In the twelve months to March, the consumer price index rose by 3.3%, compared to 2.4% in February and economists’ expectations of 3.4%. It was the largest increase since June 2022, when oil prices were rocketing higher in the wake of the outbreak of the war in Ukraine.

Month-on-month, the closely-tracked inflation gauge from the Labor Department jumped by 0.9%, versus 0.3% in the preceding month. The figure was seen at 1.0%.

Energy prices, in particular, spiked by 12.5% on an annualized basis, up dramatically from 0.5% in February.

The national average retail gasoline price has broken above $4 a gallon for the first time in over three years. The cost of diesel, a key source of fuel for the transportation of goods like food, has shot up as well.

Ahead of the release, analysts at ING argued that the Fed may choose not to give too much weight to the headline figure for now.

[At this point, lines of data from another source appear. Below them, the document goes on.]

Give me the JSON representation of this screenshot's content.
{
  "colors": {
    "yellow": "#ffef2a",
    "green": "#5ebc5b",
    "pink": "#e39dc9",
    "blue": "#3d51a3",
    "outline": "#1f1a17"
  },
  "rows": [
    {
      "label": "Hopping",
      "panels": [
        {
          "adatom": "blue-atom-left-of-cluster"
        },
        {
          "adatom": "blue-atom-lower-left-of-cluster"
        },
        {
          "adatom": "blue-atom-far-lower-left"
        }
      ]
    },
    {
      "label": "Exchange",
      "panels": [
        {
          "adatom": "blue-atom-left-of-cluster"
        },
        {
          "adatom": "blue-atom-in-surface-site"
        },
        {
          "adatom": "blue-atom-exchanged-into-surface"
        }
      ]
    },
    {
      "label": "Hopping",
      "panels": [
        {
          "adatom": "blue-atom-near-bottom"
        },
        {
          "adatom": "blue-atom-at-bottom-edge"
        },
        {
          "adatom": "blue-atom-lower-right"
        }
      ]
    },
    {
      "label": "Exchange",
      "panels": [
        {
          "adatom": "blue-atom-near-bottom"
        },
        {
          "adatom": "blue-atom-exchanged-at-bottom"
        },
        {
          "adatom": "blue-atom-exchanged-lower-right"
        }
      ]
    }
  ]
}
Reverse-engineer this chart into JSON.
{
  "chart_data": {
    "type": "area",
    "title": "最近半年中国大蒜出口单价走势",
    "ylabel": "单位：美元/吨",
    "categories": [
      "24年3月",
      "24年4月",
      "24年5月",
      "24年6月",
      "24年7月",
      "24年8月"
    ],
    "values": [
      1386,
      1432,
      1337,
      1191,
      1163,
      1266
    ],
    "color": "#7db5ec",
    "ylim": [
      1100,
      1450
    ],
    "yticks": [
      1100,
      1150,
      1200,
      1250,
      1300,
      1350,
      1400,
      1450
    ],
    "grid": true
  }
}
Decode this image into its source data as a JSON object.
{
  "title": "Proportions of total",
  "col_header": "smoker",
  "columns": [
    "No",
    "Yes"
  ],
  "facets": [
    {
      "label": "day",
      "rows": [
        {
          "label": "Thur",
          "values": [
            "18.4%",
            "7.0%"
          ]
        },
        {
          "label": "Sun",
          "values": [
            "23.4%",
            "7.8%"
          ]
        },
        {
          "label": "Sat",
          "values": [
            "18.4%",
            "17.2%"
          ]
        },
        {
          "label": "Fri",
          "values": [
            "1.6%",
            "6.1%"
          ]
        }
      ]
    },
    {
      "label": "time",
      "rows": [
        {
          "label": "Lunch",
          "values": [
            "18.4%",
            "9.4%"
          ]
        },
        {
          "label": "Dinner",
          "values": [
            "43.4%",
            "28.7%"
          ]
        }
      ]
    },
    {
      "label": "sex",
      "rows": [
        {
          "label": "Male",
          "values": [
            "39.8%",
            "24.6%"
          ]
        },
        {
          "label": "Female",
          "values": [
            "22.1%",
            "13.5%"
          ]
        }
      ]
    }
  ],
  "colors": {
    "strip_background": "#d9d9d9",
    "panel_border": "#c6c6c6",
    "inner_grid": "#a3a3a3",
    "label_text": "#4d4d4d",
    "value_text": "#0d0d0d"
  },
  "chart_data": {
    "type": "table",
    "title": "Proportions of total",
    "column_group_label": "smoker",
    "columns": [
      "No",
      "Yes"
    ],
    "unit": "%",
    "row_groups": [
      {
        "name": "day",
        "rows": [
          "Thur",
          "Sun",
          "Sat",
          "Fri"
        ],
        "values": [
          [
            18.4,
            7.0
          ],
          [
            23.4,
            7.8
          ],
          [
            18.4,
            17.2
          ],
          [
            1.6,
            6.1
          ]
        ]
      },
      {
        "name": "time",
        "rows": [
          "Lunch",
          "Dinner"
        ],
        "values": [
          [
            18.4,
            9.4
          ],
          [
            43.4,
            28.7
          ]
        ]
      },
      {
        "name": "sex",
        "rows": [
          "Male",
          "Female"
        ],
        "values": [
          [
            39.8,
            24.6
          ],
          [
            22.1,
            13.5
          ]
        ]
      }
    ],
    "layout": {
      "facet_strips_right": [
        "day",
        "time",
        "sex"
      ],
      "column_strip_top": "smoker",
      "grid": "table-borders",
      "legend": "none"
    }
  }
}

Earlier this week, February’s personal consumption expenditures price index, the Fed’s preferred inflation gauge, was in line with expectations. Gross domestic product data also showed U.S. economic growth was substantially slower than initially expected in the fourth quarter.

Gold on pace for weekly gain

Gold prices, meanwhile, hugged the flatline, leaving the yellow metal on track for a weekly rise.

Despite bullion’s traditional appeal as a safe-haven asset, it has largely faltered during the Iran conflict. The surge in oil prices stoked inflation concerns and raised expectations that the Federal Reserve could keep interest rates higher for longer -- posing a possible headwind for a non-yielding asset like gold.

Instead, investors flocked to the U.S. dollar, further denting gold’s appeal by making it more expensive for overseas buyers. But, given the fresh hopes for a lasting ceasefire, a tracker of the greenback against a basket of its currency peers was last weaker by more than 1% over the past one-week period.